I understand the issue however how does one solve this problem when wanting to perform over-sampling to reduce class imbalance?
X = df
#X = df.drop("label", axis=1)
y = df["label"]
X_train,\
X_test,\
y_train,\
y_test = train_test_split(X,\
y,\
test_size=0.2,\
random_state=11,\
shuffle=True,\
stratify=target)
target_count = df.label.value_counts()
print('Class 1:', target_count[0])
print('Class 0:', target_count[1])
print('Proportion:', round(target_count[0] / target_count[1], 2), ': 1')

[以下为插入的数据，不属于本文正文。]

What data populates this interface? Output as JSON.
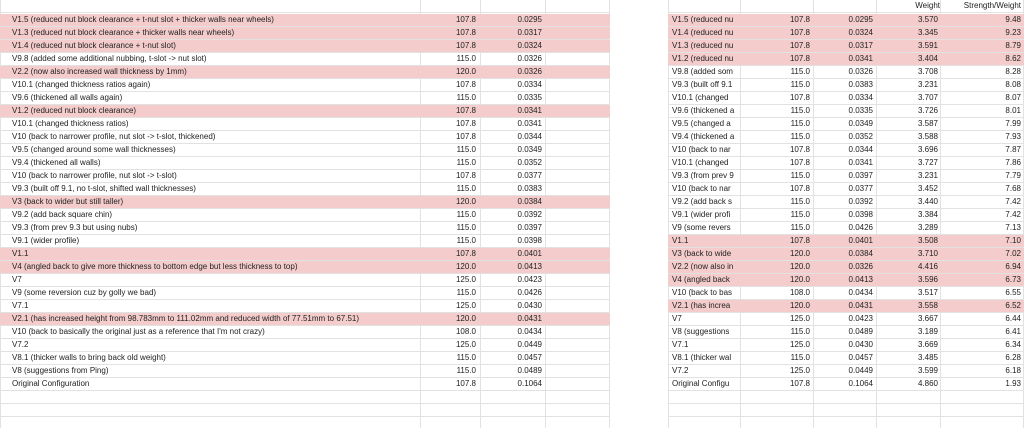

target_count.plot(kind='bar', title='Count (target)');
# Class count
count_class_index_0, count_class_index_1 = X_train.label.value_counts()
# Divide by class
count_class_index_0 = X_train[X_train['label'] == '1']
count_class_index_1 = X_train[X_train['label'] == '0']
df_class_1_over = df_class_1.sample(count_class_index_0, replace=True)
df_test_over = pd.concat([count_class_index_0, df_class_1_over], axis=0)
print('Random over-sampling:')
print(df_test_over.label.value_counts())
Random over-sampling:
1 12682
0 12682
df_test_over.label.value_counts().plot(kind='bar', title='Count (target)')
# drop label for new X_train and X_test
X_train_OS = df_test_over.drop("label", axis=1)
X_test = X_test.drop("label", axis=1)
print(X_train_OS.shape)
print(X_test.shape)
print(y_train.shape)
print(y_test.shape)
(25364, 9)
(3552, 9)
(14207,)
(3552,)
cat_transformer = Pipeline(steps=[
('cat_imputer', SimpleImputer(strategy='constant', fill_value='missing')),
('cat_ohe', OneHotEncoder(handle_unknown='ignore'))])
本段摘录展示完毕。